The most frequently stated criteria for surgical intervention are dislocation of the radial head for less than 3 years and being under the age of 12 [6]. In addition, it has been reported that the radial head can be successfully reduced if treated within 1 year after the first injury, regardless of age [6]. Therefore, it can be suggested that these numbers provide information to be used as a guide for surgeons instead of strict criteria, and that each case should be evaluated individually.
This case report is noteworthy in showing that because of the patient’s young age, delayed diagnosis, and ulnar bowing, conservative treatment with closed reduction without ulnar osteotomy cannot ensure maintenance of the reduction. If closed radiocapitellar reduction can be achieved in the treatment of neglected Monteggia injuries, ulnar length should be achieved with minimally invasive fixation methods.

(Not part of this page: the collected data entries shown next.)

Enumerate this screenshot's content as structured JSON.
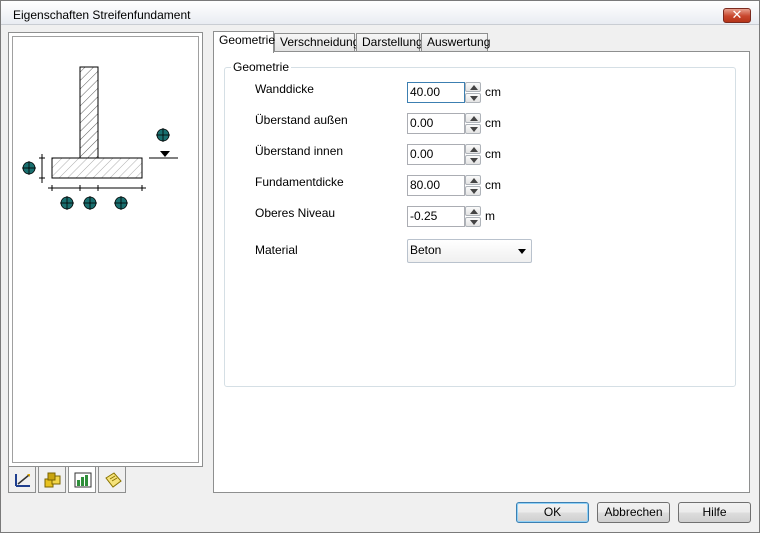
{
  "window": {
    "title": "Eigenschaften Streifenfundament",
    "close_glyph": "✕"
  },
  "tabs": [
    {
      "label": "Geometrie",
      "active": true
    },
    {
      "label": "Verschneidung",
      "active": false
    },
    {
      "label": "Darstellung",
      "active": false
    },
    {
      "label": "Auswertung",
      "active": false
    }
  ],
  "geometry_group": {
    "legend": "Geometrie",
    "fields": [
      {
        "label": "Wanddicke",
        "value": "40.00",
        "unit": "cm"
      },
      {
        "label": "Überstand außen",
        "value": "0.00",
        "unit": "cm"
      },
      {
        "label": "Überstand innen",
        "value": "0.00",
        "unit": "cm"
      },
      {
        "label": "Fundamentdicke",
        "value": "80.00",
        "unit": "cm"
      },
      {
        "label": "Oberes Niveau",
        "value": "-0.25",
        "unit": "m"
      }
    ],
    "material": {
      "label": "Material",
      "value": "Beton"
    }
  },
  "left_icon_tabs": [
    {
      "icon": "geometry-ruler-icon",
      "active": false
    },
    {
      "icon": "materials-icon",
      "active": false
    },
    {
      "icon": "chart-icon",
      "active": true
    },
    {
      "icon": "note-icon",
      "active": false
    }
  ],
  "buttons": {
    "ok": "OK",
    "cancel": "Abbrechen",
    "help": "Hilfe"
  },
  "colors": {
    "accent_blue": "#3c7fb1",
    "marker_teal": "#1a6f6f",
    "close_red": "#c8462c"
  }
}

Even if closed radiocapitellar reduction is achieved in the treatment of neglected Monteggia injuries, in cases, where the ulnar length cannot be achieved, the reduction will ultimately fail. Therefore, ulnar osteotomy should be applied in treatment. For the fixation of the osteotomy, intramedullary fixation should especially be at the forefront, and we recommend using K-wires as the fixation materials that should be chosen first.